Tool errors should return strings, not raise exceptions. When a tool fails, return an error message string as the tool result. The model can then recover and try a different approach. Propagating exceptions kills the agent loop entirely.

SECTION 08

Function Calling Across Providers

FeatureAnthropic (tools)OpenAI (functions)Google (function declarations)
Parallel callsYes (tool_use blocks)Yes (parallel_tool_calls)Yes
Forced calltool_choice: {type: "tool", name: "X"}tool_choice: {"type":"function","function":{"name":"X"}}mode: "ANY"
Result injectiontool_result content blockrole: "tool" messagefunctionResponse part
Schema formatJSON Schema subsetJSON Schema subsetOpenAPI subset
Streaming supportYes (input_json_delta)Yes (tool_calls delta)Yes

When building provider-agnostic tool loops, LiteLLM normalises the tool call format across providers so you can write your tool loop once and swap providers via a model string. The main divergence to handle is error injection: Anthropic requires tool results even on errors (return an error message in the tool_result content), while some providers allow omitting failed tool results. Always return a result for every tool call to avoid malformed conversation histories that confuse subsequent turns.

Secure tool loop implementations should validate tool arguments before execution, not just trust the LLM-generated JSON. Even with a well-designed schema, models occasionally hallucinate parameter values outside expected ranges or inject unexpected string content into path parameters. Add a validation layer between tool call parsing and execution: check that numeric parameters are within bounds, string parameters pass regex validation, and file paths are within permitted directories. Treat LLM-generated tool arguments as untrusted user input, not internal trusted data.
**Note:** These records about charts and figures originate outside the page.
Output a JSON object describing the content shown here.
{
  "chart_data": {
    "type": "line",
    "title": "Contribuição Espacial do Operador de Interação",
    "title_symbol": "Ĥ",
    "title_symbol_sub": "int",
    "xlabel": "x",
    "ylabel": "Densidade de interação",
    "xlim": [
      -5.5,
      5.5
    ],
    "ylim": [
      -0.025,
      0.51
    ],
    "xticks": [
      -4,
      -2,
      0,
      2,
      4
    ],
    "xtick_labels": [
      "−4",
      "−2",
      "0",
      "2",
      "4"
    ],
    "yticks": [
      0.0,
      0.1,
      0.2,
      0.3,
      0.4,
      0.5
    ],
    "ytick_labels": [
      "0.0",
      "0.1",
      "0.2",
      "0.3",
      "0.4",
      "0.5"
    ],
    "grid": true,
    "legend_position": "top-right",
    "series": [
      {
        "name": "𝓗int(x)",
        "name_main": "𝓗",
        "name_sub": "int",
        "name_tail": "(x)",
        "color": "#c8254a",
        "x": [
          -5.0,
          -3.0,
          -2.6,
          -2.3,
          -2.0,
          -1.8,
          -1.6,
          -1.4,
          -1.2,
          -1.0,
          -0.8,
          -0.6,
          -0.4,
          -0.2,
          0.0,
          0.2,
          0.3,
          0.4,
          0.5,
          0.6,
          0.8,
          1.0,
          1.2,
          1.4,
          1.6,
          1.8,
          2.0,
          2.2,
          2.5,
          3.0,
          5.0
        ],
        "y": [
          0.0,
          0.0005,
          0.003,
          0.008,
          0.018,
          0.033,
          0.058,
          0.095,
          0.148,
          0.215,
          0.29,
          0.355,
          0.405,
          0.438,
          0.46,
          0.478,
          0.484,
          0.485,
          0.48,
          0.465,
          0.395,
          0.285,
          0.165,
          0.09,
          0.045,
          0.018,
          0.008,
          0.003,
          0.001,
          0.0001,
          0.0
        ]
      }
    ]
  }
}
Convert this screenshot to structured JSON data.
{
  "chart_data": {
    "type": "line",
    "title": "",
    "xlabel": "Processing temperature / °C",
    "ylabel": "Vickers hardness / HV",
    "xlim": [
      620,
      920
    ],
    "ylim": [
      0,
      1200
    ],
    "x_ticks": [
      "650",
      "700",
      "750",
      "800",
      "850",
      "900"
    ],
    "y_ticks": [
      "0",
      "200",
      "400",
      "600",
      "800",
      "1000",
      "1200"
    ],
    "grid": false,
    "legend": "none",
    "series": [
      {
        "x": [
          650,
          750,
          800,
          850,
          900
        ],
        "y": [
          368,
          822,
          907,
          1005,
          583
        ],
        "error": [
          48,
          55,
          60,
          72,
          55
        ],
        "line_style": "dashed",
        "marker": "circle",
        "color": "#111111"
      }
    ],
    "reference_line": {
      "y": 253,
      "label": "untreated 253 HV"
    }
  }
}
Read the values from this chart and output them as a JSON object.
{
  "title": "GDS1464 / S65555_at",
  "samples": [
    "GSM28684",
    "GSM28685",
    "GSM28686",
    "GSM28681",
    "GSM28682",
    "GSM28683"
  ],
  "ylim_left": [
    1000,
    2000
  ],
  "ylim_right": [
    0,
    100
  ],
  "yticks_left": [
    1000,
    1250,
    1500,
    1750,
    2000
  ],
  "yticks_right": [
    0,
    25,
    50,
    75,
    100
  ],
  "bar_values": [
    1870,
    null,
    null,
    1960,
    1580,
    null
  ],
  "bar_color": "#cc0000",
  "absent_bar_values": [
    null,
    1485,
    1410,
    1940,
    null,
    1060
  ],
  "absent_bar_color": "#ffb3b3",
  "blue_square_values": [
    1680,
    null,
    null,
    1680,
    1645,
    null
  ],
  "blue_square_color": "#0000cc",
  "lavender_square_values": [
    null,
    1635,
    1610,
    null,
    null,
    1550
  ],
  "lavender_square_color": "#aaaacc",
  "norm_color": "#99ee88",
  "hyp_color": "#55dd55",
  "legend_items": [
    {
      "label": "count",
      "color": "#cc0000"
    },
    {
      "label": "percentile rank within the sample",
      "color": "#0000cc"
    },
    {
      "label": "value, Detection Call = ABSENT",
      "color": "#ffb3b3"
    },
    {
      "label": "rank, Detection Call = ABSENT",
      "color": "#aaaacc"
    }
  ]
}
For multi-turn conversations with tool use, maintain a clean call history by including all tool_use and tool_result pairs in the message history. Many LLM providers require a complete alternating sequence of assistant tool calls followed by user tool results. Always append to an existing message list rather than reconstructing it to avoid missing intermediate turns that cause API errors or degraded behaviour.

Test your tool loop with adversarial inputs before deploying to production. Ask the model to call tools with edge-case arguments: empty strings, very large numbers, SQL injection patterns, and path traversal strings. A well-designed tool should validate and reject these inputs gracefully. Log any case where validation fails -- these represent potential security issues that need fixing before the agent handles untrusted user input at scale.